A perplexidade que assolou o mundo ocidental em geral, e os EUA, em particular, após as atrocidades de 11 de Setembro leva-me a pensar que, para muita gente, líderes políticos e cidadãos comuns, desta região do mundo, a história só começou em 11 de Setembro. Muitas das questões que dominam os media parecem partir dessa premissa: porquê todo este ódio contra o Ocidente e a América? O que leva jovens, alguns engenheiros, embrulharem-se em bombas ou a transformarem aviões em bombas para se imolarem por uma causa? Porque é que estes terroristas são considerados mártires nos seus locais de origem e as suas famílias respeitadas por terem tão heróicos filhos? A perplexidade, a surpresa e a estranheza são tão grandes que nada parece existir no passado que nos ajude a compreender (sem que isso implique justificar) o que se passou.

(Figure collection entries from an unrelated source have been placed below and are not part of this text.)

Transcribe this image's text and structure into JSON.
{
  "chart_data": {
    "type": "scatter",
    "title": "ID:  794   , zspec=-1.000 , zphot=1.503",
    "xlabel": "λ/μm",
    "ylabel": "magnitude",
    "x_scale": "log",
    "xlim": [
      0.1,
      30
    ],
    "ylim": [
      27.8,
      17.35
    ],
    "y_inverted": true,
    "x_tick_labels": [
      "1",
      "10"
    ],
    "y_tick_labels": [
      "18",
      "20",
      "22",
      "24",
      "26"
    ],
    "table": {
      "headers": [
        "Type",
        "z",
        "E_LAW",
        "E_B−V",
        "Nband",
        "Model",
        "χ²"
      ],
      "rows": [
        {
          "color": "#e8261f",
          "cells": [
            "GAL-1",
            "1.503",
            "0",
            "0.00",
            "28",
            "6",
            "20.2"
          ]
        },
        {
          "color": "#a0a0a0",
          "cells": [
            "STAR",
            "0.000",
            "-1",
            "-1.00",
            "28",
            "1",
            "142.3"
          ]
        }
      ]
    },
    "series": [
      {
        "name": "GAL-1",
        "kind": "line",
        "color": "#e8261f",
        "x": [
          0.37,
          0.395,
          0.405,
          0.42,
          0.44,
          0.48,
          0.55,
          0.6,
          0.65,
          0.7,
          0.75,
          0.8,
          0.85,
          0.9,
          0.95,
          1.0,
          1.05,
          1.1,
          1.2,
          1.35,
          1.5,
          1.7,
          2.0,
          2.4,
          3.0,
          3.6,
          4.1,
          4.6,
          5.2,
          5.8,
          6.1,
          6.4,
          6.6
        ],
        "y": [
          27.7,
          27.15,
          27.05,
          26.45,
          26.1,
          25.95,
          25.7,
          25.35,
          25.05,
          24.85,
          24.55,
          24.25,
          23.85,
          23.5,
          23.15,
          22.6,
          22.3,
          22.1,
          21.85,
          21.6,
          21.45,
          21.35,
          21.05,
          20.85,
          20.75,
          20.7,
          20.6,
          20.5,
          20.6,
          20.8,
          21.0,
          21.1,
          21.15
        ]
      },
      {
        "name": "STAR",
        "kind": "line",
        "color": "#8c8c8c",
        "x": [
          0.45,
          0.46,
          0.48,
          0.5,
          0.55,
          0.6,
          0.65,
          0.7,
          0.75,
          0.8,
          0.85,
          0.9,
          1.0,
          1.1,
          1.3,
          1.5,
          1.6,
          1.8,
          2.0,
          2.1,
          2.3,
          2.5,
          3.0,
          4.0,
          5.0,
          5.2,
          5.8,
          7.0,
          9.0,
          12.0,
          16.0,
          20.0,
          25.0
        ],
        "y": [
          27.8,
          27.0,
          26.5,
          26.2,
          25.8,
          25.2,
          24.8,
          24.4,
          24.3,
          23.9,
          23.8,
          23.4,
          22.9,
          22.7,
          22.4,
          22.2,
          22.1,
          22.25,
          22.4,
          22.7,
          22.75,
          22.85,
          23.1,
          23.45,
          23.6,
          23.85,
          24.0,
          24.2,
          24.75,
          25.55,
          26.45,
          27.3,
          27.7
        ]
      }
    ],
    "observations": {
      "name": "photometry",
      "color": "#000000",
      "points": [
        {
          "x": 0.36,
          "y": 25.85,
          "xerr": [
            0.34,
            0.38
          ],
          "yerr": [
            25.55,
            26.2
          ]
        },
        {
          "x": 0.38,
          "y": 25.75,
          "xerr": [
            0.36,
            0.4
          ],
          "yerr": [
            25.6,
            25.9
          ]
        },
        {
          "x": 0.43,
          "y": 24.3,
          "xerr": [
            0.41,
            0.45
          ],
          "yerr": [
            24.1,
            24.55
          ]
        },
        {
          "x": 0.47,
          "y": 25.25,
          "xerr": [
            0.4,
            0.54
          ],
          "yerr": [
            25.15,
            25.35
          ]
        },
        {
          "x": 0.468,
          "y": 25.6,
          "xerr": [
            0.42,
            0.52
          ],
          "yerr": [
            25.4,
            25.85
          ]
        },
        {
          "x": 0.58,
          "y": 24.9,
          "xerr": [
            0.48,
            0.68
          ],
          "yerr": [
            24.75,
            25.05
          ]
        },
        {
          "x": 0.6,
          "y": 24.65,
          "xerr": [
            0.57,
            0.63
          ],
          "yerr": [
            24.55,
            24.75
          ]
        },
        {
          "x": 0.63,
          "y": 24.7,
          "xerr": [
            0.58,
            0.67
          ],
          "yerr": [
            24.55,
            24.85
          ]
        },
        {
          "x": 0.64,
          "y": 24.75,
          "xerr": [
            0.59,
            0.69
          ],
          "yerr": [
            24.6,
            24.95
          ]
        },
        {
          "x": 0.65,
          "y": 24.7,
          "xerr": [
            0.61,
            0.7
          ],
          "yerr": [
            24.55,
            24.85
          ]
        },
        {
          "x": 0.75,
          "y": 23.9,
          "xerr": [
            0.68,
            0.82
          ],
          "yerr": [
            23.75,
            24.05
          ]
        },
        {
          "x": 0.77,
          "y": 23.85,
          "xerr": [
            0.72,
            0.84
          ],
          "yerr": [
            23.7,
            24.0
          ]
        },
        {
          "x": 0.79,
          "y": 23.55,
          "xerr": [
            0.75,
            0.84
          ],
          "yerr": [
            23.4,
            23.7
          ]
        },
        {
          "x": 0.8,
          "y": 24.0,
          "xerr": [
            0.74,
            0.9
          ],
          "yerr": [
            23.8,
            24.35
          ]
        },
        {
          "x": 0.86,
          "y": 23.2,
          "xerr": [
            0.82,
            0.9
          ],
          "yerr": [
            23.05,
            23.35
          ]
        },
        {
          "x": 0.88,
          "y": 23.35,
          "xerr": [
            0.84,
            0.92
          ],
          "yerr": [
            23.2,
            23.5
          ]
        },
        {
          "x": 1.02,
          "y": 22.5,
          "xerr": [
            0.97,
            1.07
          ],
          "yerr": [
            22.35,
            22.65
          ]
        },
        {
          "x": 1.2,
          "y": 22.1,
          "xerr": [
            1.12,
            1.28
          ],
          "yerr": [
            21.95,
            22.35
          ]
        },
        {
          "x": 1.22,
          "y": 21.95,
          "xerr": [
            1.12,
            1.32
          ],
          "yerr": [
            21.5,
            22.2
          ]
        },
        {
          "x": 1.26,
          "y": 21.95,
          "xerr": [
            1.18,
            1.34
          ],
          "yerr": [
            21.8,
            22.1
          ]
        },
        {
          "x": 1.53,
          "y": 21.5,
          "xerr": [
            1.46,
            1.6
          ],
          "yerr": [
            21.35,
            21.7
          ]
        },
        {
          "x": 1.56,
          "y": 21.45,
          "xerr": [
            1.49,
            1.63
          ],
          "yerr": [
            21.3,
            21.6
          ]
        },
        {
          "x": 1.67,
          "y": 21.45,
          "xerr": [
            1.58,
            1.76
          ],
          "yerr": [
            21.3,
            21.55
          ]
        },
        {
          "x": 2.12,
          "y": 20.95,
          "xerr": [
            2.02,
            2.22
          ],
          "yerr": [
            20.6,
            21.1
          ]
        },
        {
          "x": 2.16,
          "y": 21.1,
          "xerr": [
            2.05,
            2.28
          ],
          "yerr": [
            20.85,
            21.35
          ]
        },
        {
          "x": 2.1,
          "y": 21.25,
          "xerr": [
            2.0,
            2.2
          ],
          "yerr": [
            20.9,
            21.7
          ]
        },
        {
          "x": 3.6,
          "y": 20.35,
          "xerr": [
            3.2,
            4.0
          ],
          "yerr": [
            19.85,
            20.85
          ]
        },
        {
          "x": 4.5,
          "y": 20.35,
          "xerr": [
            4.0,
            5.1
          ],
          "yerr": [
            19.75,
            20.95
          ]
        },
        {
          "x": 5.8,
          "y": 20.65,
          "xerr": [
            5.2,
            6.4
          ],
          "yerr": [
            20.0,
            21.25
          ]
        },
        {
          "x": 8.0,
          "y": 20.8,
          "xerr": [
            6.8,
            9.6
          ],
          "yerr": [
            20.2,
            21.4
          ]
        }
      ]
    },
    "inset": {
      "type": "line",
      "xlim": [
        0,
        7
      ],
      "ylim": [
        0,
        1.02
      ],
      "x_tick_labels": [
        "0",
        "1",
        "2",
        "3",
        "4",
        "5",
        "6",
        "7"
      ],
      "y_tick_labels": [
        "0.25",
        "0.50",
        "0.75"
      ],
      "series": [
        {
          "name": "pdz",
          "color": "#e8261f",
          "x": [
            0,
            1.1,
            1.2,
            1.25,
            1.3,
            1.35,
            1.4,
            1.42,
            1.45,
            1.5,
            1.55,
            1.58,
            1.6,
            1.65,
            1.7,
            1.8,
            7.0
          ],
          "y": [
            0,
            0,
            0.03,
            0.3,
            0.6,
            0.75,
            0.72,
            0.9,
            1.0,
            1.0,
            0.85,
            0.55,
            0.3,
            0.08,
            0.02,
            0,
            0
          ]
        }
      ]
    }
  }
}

O problema desta amnésia histórica é que, sem o passado do que se passou e, portanto, sem as lições que se podem tirar dele, não poderemos compreender e muito menos influenciar positivamente o futuro. A verdade é que esta história e estas perguntas têm um passado, por vezes bem remoto. Ilustro alguns dos seus momentos: as cruzadas dos cristãos contra os "infiéis" nos séculos XI e XII; a intolerância cristã contra mouros e judeus na Península Ibérica do séc. XIII ao séc. XVI; o colonialismo europeu a partir do séc. XV com os massacres massivos dos índios na América, dos negros na África, dos indianos na Ásia, dos irlandeses na Europa, com a escravatura, com a repressão violenta dos movimentos de libertação da Argélia, e da África "portuguesa"; a dependência da prosperidade do Ocidente do petróleo barato e abundante; a longa história de intervenção violenta do Ocidente, liderado pelos EUA, para derrotar no Médio Oriente movimentos democráticos (Mossadegh, em 1953, no actual Irão, sobretudo por ter nacionalizado o petróleo) e nacionalistas, laicos ou opostos ao fundamentalismo religioso (nos anos 60, o Nasserismo, no Egipto e o Baathismo, no Iraque; nos anos 70 e 80, o regime pró-soviético do Afeganistão, armando os extremistas religiosos, os talibã e os bin ladens); o apoio incondicional dos EUA ao terrorismo de Estado exercido por Israel contra os palestinianos, da guerra de ocupação de 1967, ao massacre de 17000 civis palestinianos no Líbano e de 3 mil famílias de refugiados nos campos de Shabra e Shatila 1982-83; o apoio militar a Saddan Hussein na luta contra o Irão onde foram usadas armas químicas e morreram mais de um milhão de iranianos e kurdos; o bombardeamento, ordenado por Clinton, sem provas concludentes, de uma fábrica de produtos farmacêuticos no Sudão, de que resultou, segundo alguns estudos, a morte de 30 000 pessoas que dependiam dos medicamentos aí produzidos; o facto de, no dia 11 de Setembro, e segundo dados da FAO, terem morrido 5,615 crianças nos países pobres do mundo, sem que tenha havido qualquer notícia, nem nenhuma manifestação de solidariedade; a arrogância eticamente repugnante de pôr a par aviões B-52, lançando bombas e os C-17, lançando comida para que os afegãos humilhados saibam que quem lhes mata a fome só pode matar e destruir por amor.
Esta história começou há muito e, se não for conhecida e aprendida, ao terrorismo dos desesperados seguir-se-á mais uma reacção de terrorismo de Estado e a esta mais terrorismo se seguirá.